RAID 1 has some benefits of RAID 0

RAID 0: Also commonly known as a stripe set (as it provides no redundancy, one of the useful parts of RAID) data is broken into blocks by the controller or the software and alternating block sent to each disk in the array. By doing this, sustained transfer rate is increased. However, as this has no effect on the seek time it does not improve desktop usage. It is useful mostly for video editing requiring tremendous STR. Also, MTBF of the array is decreased dramatically with each disk that is added, so array availability is very poor. This requires two or more disks.

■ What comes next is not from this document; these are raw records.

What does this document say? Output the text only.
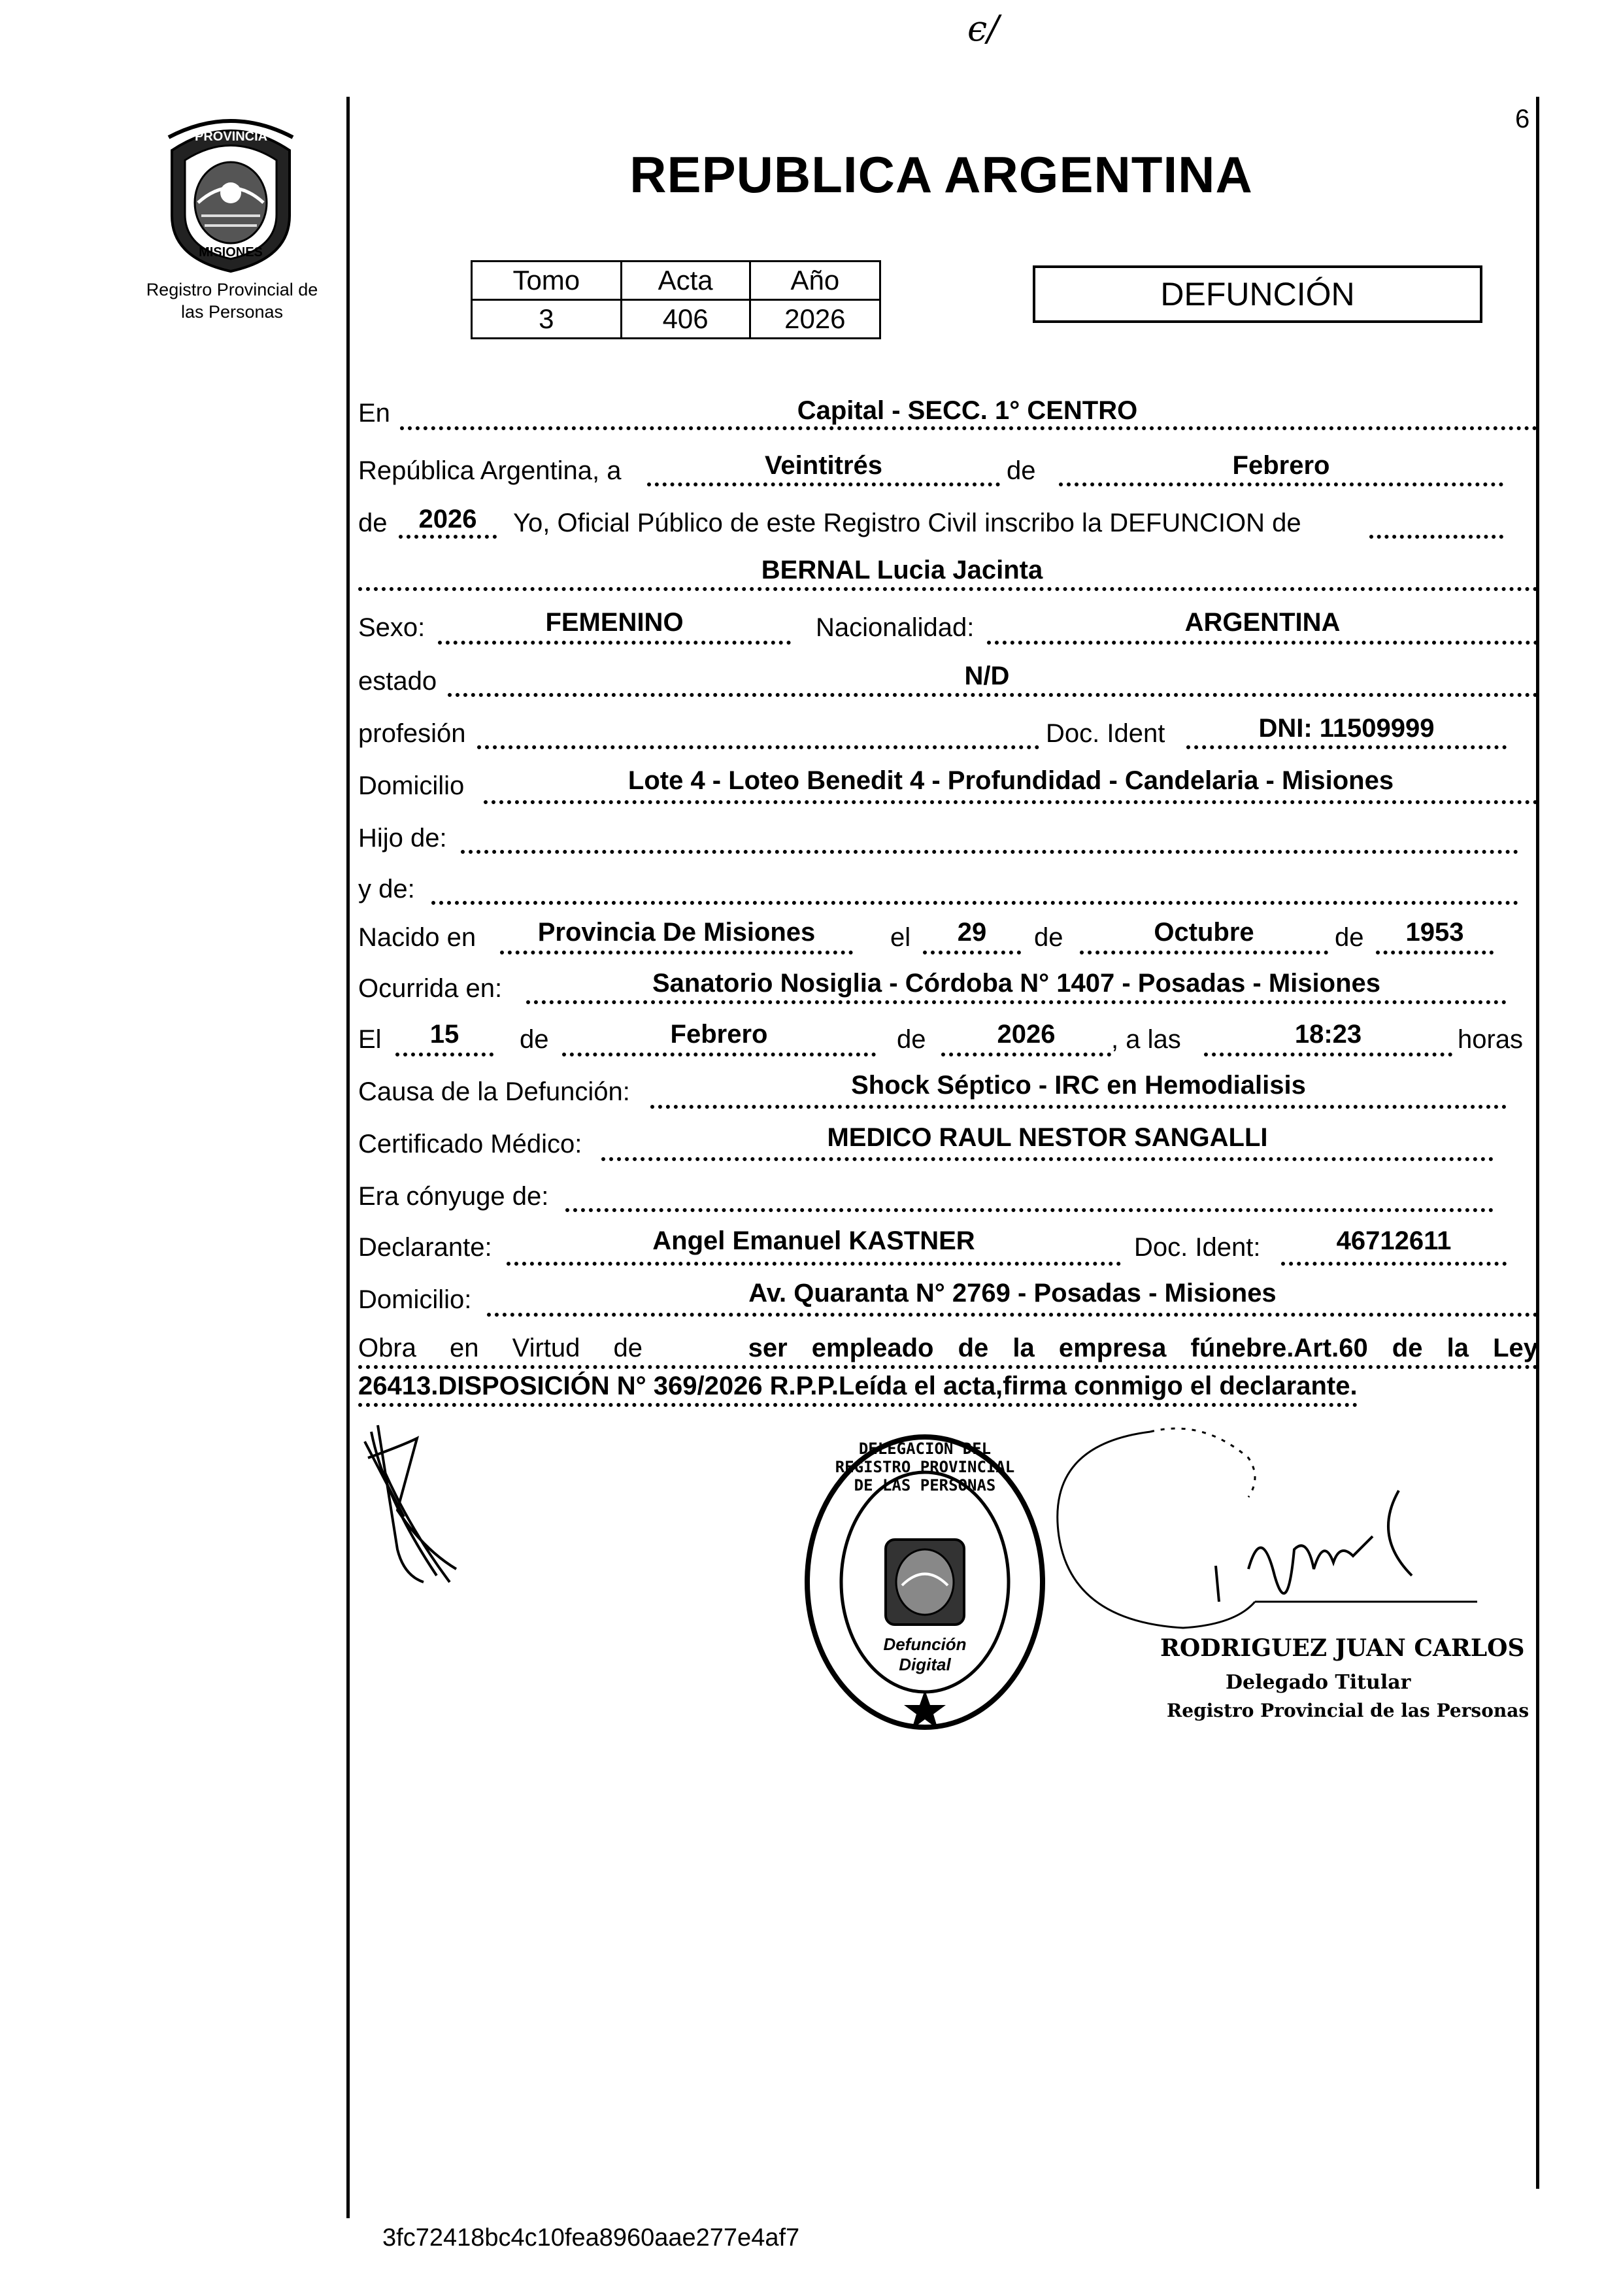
ϵ/
6
PROVINCIA
MISIONES
Registro Provincial de
las Personas
REPUBLICA ARGENTINA
Tomo	Acta	Año
3	406	2026
DEFUNCIÓN
En	Capital - SECC. 1° CENTRO
República Argentina, a	Veintitrés	de	Febrero
de	2026	Yo, Oficial Público de este Registro Civil inscribo la DEFUNCION de
BERNAL Lucia Jacinta
Sexo:	FEMENINO	Nacionalidad:	ARGENTINA
estado	N/D
profesión	Doc. Ident	DNI: 11509999
Domicilio	Lote 4 - Loteo Benedit 4 - Profundidad - Candelaria - Misiones
Hijo de:
y de:
Nacido en	Provincia De Misiones	el	29	de	Octubre	de	1953
Ocurrida en:	Sanatorio Nosiglia - Córdoba N° 1407 - Posadas - Misiones
El	15	de	Febrero	de	2026	, a las	18:23	horas
Causa de la Defunción:	Shock Séptico - IRC en Hemodialisis
Certificado Médico:	MEDICO RAUL NESTOR SANGALLI
Era cónyuge de:
Declarante:	Angel Emanuel KASTNER	Doc. Ident:	46712611
Domicilio:	Av. Quaranta N° 2769 - Posadas - Misiones
Obra en Virtud de	ser empleado de la empresa fúnebre.Art.60 de la Ley
26413.DISPOSICIÓN N° 369/2026 R.P.P.Leída el acta,firma conmigo el declarante.
DELEGACION DEL REGISTRO PROVINCIAL DE LAS PERSONAS
Defunción Digital
RODRIGUEZ JUAN CARLOS
Delegado Titular
Registro Provincial de las Personas
3fc72418bc4c10fea8960aae277e4af7
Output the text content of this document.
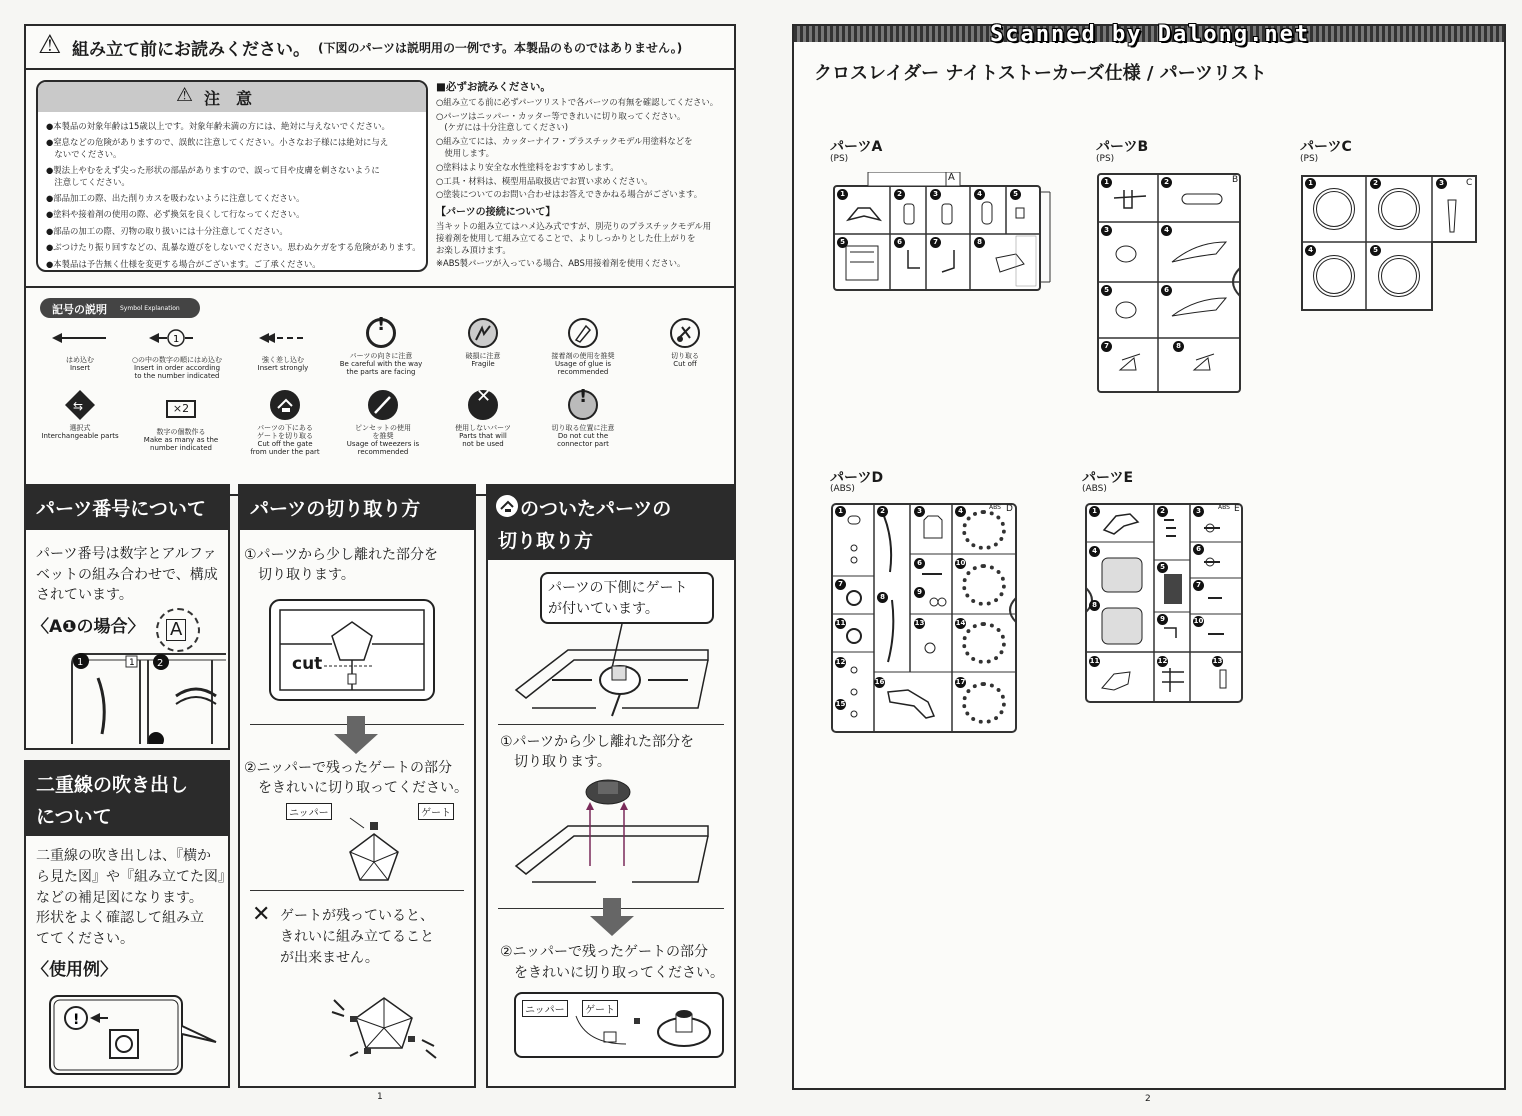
⚠ 組み立て前にお読みください。 (下図のパーツは説明用の一例です。本製品のものではありません。)
⚠ 注　意
●本製品の対象年齢は15歳以上です。対象年齢未満の方には、絶対に与えないでください。
●窒息などの危険がありますので、誤飲に注意してください。小さなお子様には絶対に与え
　ないでください。
●製法上やむをえず尖った形状の部品がありますので、誤って目や皮膚を刺さないように
　注意してください。
●部品加工の際、出た削りカスを吸わないように注意してください。
●塗料や接着剤の使用の際、必ず換気を良くして行なってください。
●部品の加工の際、刃物の取り扱いには十分注意してください。
●ぶつけたり振り回すなどの、乱暴な遊びをしないでください。思わぬケガをする危険があります。
●本製品は予告無く仕様を変更する場合がございます。ご了承ください。
■必ずお読みください。
○組み立てる前に必ずパーツリストで各パーツの有無を確認してください。
○パーツはニッパー・カッター等できれいに切り取ってください。
　(ケガには十分注意してください)
○組み立てには、カッターナイフ・プラスチックモデル用塗料などを
　使用します。
○塗料はより安全な水性塗料をおすすめします。
○工具・材料は、模型用品取扱店でお買い求めください。
○塗装についてのお問い合わせはお答えできかねる場合がございます。
【パーツの接続について】
当キットの組み立てはハメ込み式ですが、別売りのプラスチックモデル用
接着剤を使用して組み立てることで、よりしっかりとした仕上がりを
お楽しみ頂けます。
※ABS製パーツが入っている場合、ABS用接着剤を使用ください。
記号の説明 Symbol Explanation
はめ込む
Insert
1
○の中の数字の順にはめ込む
Insert in order according to the number indicated
強く差し込む
Insert strongly
!
パーツの向きに注意
Be careful with the way the parts are facing
破損に注意
Fragile
接着剤の使用を推奨
Usage of glue is recommended
切り取る
Cut off
⇆
選択式
Interchangeable parts
×2
数字の個数作る
Make as many as the number indicated
パーツの下にあるゲートを切り取る
Cut off the gate from under the part
ピンセットの使用を推奨
Usage of tweezers is recommended
✕
使用しないパーツ
Parts that will not be used
!
切り取る位置に注意
Do not cut the connector part
パーツ番号について
パーツ番号は数字とアルファ
ベットの組み合わせで、構成
されています。
〈A❶の場合〉 A
1	1 2
二重線の吹き出し
について
二重線の吹き出しは、『横か
ら見た図』や『組み立てた図』
などの補足図になります。
形状をよく確認して組み立
ててください。
〈使用例〉
!
パーツの切り取り方
①パーツから少し離れた部分を
　切り取ります。
cut
②ニッパーで残ったゲートの部分
　をきれいに切り取ってください。
ニッパー	ゲート
✕ ゲートが残っていると、
きれいに組み立てること
が出来ません。
のついたパーツの
切り取り方
パーツの下側にゲート
が付いています。
①パーツから少し離れた部分を
　切り取ります。
②ニッパーで残ったゲートの部分
　をきれいに切り取ってください。
ニッパー	ゲート
1
Scanned by Dalong.net
クロスレイダー ナイトストーカーズ仕様 / パーツリスト
パーツA
(PS)
1	2	3	4	5
5	6	7	8
A
パーツB
(PS)
1	2
3	4
5	6
7	8
B
パーツC
(PS)
1	2	3
4	5
C
パーツD
(ABS)
1	2	3	4
7
8
6
9
10
11	13	14
12
15
16	17
D
ABS
パーツE
(ABS)
1	2	3
4
5
6
7
8
9	10
11	12	13
E
ABS
2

RAID 1: Also commonly known as a mirror set, each disk contains an exact copy of the other. Because each disk contains exactly the same information, under a heavy random read load a mirror set can provide nearly double the performance as each disk can independently service a different request. However, they must execute a write together, which leads to modestly lower write performance. Two disks are required.Since desktop performance is heavy in random reads…tongue

And the RAID controllers have advanced significantly since those cheapo ones were developed.  The ICH8R, for instance, does support multiple independent reads, as do newer nVidia chipsets.  I’m not sure about older ones, but that should also be the case on Intel dating back to the ICH7R at least (vPro and all that).  So long as you’re not using a cheap add-on card, you’re usually fine.Side note: my box is actually both vPro and ViiV compliant.  Slick, eh?